Which Chinese calendar?

The Hsia Li (solar calendar) or the Yhue Li (lunar calendar)

Written by Sallie Tsui Sien

The Chinese Lunar calendar formulates the days of the month according to the cycle of the moon. This calendar is very much used by the farmers who grow their crops according to the cycle of the moon. The calendar consists of a table advising when the best time is or when not to plough, plant, sow, harvest and prune.

The first New Moon Day of the year is the day of the Chinese Lunar New Year. Next year will be the year 4701 of the Chinese calendar – a Yang Wood Monkey year and Chinese New Year starts on 21st January 2004.

In 2004, spring does not start till 4th February, which marks the beginning of the Hsia Li (solar calendar). Many Feng Shui formulae are based on this calendar. For instance, the calculations of your personal Gua number and the determination of the Lo Shu number for the annual flying stars.

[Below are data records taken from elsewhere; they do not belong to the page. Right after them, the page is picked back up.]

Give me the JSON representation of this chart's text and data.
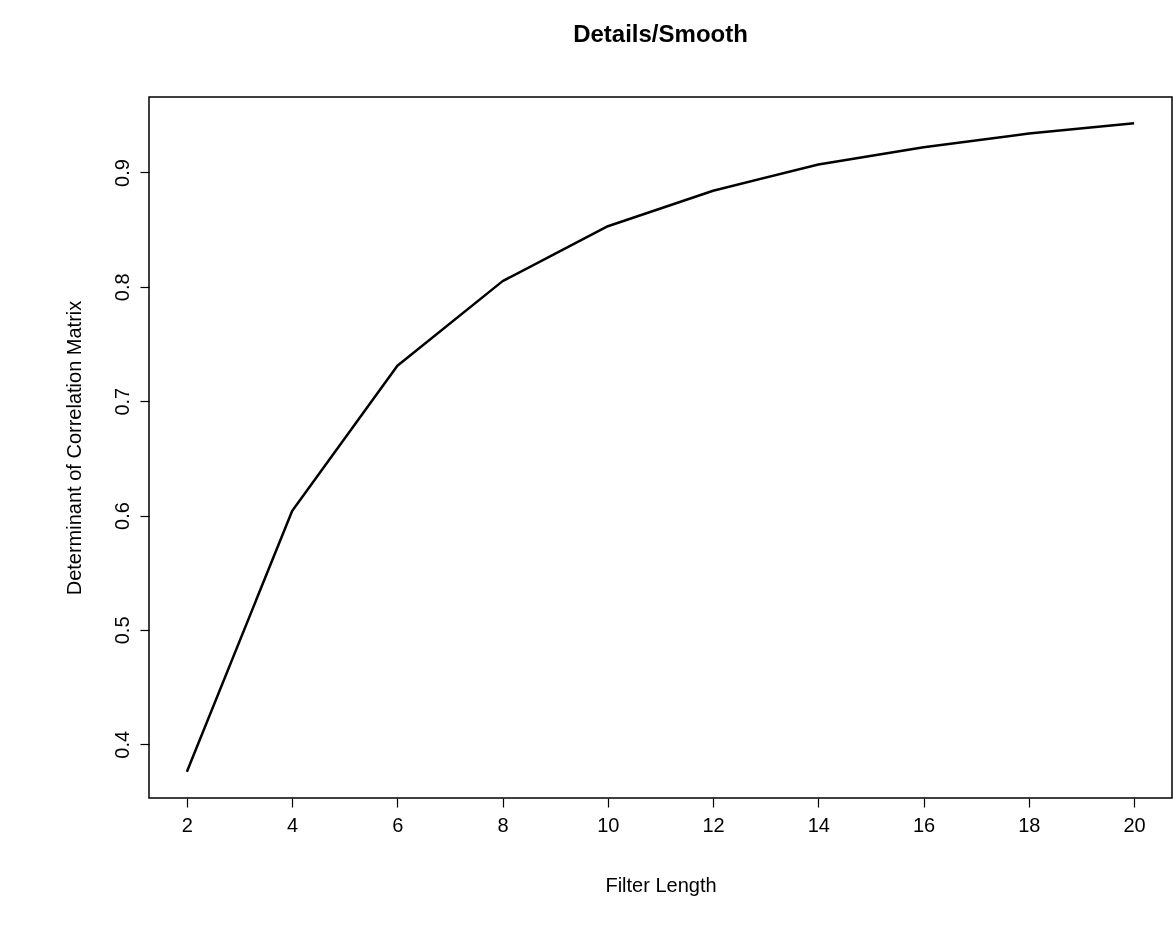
{
  "chart_data": {
    "type": "line",
    "title": "Details/Smooth",
    "xlabel": "Filter Length",
    "ylabel": "Determinant of Correlation Matrix",
    "x": [
      2,
      4,
      6,
      8,
      10,
      12,
      14,
      16,
      18,
      20
    ],
    "series": [
      {
        "color": "#000000",
        "values": [
          0.376,
          0.604,
          0.731,
          0.805,
          0.853,
          0.884,
          0.907,
          0.922,
          0.934,
          0.943
        ]
      }
    ],
    "xlim": [
      1.28,
      20.72
    ],
    "xticks": [
      2,
      4,
      6,
      8,
      10,
      12,
      14,
      16,
      18,
      20
    ],
    "ylim": [
      0.353,
      0.966
    ],
    "yticks": [
      0.4,
      0.5,
      0.6,
      0.7,
      0.8,
      0.9
    ],
    "grid": false,
    "legend": false,
    "marker": "none",
    "line_style": "solid"
  }
}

The day that marks the beginning of spring is called the Spring Festival (Li Chun in Chinese).

The Chinese believe that, in any year, if Chinese New year falls before the start of spring, good fortune is forecast for that year. If Chinese New Year falls after spring, the forecast for that year is less desirable. Lastly, should spring coincide with Chinese New Year, this indicates that the year will be truly auspicious.

So 2004 will be an auspicious year.

In 2004, the yearly unfavourable direction is the South where the Three Killings will reside for the year. So, if you plan to dig, renovate or prune trees or work with a chainsaw in this direction, please do this before February 2004.